NOAA Teacher at Sea
Aboard NOAA Ship Oregon II
September 13 – 29, 2013
Mission: Shark and Red Snapper Bottom Longline Survey
Geographical Area of Cruise: Gulf of Mexico
Date: September 19, 2013
Weather Data from the Bridge:
Barometric Pressure: 1017.17mb
Sea Temperature: 28.8˚C
Air Temperature: 27˚C
Wind speed: 18.05 knots
Science and Technology Log:
Those of you following our progress on the NOAA Ship Tracker might have noticed some interesting movements of the ship. We had some rough weather that forced us to skip a station, and the current by the mouth of the Mississippi River also forced us to skip a station. The safety of everyone on board comes first so if the seas are too rough or the weather is bad we will skip a scheduled station and move to the next one. Now we are off the coast of Florida and hope we can get some good fishing done!
This survey is being done using longlines. Longlines are exactly as their name describes, long stretches of line with lots of hooks on them. The line we are using is 6,000 feet long, the length of one nautical mile. From that long line, there are 100 shorter lines called gangions hanging down with hooks on the end. Each gangion is 12 feet long.
When we arrive at a sampling station, everyone on our shift helps to set the line. In order to set the line, we have to bait each one of the hooks with mackerel.
Once the hooks are baited, we wait for the Officer of the Deck (OOD), driving the ship from the bridge, to let us know that we are in position at the station and ready to start setting the line. The first item deployed is a high flyer to announce the position of our line to other boats and to help us keep track of our line.
This is a bottom longline survey so after the high flyer is deployed, the first weight is deployed to help pull the line to the bottom of the ocean just above the seabed. After the first weight is deployed, it is time to put out the first 50 hooks. This is typically a three person job. One person slings the bait by pulling the gangion from the barrel and getting ready to pass it to the crew member. Another person adds a number tag to the gangion so each hook has its own number.

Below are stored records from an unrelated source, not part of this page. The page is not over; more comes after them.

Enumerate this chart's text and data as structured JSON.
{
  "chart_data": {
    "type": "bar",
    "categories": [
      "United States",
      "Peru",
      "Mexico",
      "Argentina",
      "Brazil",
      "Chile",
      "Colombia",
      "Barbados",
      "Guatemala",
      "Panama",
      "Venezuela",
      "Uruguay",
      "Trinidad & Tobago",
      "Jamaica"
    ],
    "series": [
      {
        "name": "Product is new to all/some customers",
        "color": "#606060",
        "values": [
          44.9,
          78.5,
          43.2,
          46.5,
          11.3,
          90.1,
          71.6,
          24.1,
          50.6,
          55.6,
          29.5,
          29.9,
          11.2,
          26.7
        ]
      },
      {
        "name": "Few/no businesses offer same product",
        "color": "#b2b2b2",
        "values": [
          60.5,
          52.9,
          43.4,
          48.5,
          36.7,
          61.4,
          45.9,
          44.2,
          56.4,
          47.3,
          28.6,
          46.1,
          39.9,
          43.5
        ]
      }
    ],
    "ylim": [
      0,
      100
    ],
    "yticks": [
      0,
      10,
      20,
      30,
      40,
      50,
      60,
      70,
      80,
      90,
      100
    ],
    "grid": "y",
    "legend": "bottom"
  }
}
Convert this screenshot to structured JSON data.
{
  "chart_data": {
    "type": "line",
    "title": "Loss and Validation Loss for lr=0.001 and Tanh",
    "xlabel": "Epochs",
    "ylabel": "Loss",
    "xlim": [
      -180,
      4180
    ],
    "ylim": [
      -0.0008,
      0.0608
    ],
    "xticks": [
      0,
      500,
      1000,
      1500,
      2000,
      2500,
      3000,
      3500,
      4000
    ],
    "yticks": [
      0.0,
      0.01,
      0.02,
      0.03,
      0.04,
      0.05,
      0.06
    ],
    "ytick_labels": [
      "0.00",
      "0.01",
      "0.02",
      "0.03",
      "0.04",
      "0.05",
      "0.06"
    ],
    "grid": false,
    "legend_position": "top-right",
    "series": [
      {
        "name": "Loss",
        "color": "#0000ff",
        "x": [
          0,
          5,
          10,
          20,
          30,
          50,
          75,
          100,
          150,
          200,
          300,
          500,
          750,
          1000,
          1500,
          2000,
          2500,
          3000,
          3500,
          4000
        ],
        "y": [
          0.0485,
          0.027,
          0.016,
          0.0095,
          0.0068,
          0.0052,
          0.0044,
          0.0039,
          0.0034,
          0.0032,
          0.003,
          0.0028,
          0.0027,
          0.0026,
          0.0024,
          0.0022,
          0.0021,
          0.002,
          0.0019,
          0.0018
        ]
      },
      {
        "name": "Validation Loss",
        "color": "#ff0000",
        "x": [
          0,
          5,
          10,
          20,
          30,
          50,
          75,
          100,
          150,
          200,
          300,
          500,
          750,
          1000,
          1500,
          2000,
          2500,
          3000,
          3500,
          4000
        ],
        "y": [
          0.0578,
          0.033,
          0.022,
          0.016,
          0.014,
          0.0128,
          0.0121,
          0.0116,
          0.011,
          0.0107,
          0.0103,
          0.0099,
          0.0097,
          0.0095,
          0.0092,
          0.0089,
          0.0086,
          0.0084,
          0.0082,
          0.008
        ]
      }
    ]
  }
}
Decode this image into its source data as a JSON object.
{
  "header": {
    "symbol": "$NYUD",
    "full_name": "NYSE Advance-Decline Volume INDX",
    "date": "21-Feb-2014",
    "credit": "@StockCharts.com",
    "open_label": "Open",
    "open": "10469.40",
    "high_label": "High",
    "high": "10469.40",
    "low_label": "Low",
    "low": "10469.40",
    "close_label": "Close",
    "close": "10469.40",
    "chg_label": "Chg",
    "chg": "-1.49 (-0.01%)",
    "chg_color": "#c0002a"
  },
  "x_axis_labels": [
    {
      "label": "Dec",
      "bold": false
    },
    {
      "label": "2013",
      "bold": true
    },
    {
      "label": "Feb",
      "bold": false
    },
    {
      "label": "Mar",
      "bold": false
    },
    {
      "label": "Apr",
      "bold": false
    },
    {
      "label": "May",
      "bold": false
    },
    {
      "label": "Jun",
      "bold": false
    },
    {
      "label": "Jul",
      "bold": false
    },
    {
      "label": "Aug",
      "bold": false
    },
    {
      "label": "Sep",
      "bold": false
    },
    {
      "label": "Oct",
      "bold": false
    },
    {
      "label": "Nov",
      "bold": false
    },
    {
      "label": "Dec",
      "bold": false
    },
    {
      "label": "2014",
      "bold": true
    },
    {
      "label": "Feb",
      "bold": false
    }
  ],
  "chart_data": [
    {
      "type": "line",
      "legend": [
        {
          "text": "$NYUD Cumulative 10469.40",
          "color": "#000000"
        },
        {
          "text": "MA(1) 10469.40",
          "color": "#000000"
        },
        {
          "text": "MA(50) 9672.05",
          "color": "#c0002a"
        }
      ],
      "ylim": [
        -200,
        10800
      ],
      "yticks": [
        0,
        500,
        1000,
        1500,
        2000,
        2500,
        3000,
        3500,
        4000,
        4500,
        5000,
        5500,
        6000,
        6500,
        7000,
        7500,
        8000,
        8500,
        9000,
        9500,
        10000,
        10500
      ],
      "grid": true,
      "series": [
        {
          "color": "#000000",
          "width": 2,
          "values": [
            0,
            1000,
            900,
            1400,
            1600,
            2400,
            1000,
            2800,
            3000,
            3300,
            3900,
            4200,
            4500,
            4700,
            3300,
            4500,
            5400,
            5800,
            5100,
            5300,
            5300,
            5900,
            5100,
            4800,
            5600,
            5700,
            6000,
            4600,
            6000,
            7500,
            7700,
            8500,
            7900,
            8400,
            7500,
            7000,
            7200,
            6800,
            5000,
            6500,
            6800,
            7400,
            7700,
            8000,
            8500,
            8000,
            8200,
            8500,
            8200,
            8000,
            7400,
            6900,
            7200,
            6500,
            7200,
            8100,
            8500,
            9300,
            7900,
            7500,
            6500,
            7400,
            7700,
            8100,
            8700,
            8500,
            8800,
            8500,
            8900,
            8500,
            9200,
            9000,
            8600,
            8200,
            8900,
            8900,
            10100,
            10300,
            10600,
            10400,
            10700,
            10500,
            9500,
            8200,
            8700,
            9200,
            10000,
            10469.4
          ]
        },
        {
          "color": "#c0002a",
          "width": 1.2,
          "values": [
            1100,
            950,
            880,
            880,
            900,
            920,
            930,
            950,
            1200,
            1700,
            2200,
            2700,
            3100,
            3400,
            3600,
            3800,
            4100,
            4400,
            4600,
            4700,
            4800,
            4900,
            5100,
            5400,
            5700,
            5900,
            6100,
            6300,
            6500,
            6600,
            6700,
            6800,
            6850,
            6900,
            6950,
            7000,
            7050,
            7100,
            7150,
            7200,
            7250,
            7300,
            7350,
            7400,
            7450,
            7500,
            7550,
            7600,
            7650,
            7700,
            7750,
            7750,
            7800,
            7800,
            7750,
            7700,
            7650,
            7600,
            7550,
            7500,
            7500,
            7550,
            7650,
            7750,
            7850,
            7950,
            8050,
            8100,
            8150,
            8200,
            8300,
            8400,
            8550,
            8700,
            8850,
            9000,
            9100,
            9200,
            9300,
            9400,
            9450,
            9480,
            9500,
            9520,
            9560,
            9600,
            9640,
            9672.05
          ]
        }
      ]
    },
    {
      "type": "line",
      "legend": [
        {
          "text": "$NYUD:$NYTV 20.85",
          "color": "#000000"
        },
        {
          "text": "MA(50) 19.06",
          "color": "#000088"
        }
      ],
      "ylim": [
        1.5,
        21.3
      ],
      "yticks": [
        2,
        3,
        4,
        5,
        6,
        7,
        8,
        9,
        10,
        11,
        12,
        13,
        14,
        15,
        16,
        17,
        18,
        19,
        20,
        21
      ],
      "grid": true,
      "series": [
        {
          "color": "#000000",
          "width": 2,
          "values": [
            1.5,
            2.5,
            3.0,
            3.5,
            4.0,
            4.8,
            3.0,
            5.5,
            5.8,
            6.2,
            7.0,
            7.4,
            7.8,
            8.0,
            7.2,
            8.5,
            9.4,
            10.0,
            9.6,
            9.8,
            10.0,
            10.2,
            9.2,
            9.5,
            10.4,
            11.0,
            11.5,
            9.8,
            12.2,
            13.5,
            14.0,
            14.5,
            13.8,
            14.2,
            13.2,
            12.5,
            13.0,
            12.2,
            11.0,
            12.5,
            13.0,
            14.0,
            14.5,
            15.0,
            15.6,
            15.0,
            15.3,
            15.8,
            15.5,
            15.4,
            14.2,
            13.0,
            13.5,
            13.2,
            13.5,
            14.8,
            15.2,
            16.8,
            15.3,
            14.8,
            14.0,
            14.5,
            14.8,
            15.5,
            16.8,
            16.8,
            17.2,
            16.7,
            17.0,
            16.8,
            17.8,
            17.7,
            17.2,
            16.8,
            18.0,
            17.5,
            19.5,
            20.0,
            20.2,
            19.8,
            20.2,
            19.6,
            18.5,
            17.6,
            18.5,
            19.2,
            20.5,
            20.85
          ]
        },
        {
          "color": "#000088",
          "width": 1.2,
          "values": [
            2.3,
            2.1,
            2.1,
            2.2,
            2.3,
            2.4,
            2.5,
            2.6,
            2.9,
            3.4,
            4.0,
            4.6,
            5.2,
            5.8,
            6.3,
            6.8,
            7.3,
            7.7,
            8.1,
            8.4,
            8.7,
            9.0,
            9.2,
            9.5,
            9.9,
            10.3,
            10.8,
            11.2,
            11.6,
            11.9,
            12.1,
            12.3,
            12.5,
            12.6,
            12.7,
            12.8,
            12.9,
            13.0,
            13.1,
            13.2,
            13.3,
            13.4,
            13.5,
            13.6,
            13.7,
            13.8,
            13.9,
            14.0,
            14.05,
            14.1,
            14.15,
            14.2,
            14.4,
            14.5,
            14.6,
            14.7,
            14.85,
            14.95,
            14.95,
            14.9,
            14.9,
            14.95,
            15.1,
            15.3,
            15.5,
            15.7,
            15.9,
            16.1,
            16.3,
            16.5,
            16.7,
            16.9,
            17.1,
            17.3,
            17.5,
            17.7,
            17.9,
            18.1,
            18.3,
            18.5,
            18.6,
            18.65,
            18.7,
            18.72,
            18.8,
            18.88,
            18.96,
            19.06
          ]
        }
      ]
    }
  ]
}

A member of the deck crew attaches each gangion to the main line and sends it over the side into the water. The gangions are placed 60 feet apart. The crew members are able to space them out just by sight! The bridge announces every tenth of a mile over the radio so they are able to double check themselves as they set the line. Another weight is deployed after the first 50 hooks. A final weight is placed after the last hook. The end of the line is marked with another high flyer. Once the line has been set, we scrub the gangion barrels and the deck. The line stays in the water for one hour.
Once the line has soaked for one hour, the fun begins! Haul back is definitely my favorite part! Sometimes it can be disappointing, like last night when there was absolutely nothing on the line. Other times we are kept busy trying to work up everything on the line. When the line is set and brought back in, everything is kept track of on a computer. The computer allows us to record the time and exact location that every part of the line was deployed or retrieved. The touchscreen makes it easy to record the data on the computer.
It is nice to be doing some fishing! There have been some long distances in between our stations so my shift has not gotten the opportunity to set the line as much as we would like. I’m hopeful that the weather holds out for us so we can get a few stations in on our shift today. Being able to see these sharks up close has been amazing. I am enjoying working with the people on my shift and learning from each one of them. Before we haul back the line, I ask everyone what their guess is for number of fish on the line. My number has been 45 the past few haul backs and I’ve been wrong every time! Christine was exactly right on one of our last haul backs when she guessed two. I know I’ll be right one of these stations. It is hard to get pictures of what comes up on the line because we get so busy processing everything. I’m going to try to get more pictures of our next stations.
The views out in the Gulf are gorgeous. I never get tired of them!
Did You Know?
When we arrive at a sampling station, the officer on watch must be aware of other ships and rigs in the area. At times the bridge watchstander will make the decision to adjust the location of our sampling station based on large ships or rigs in the area.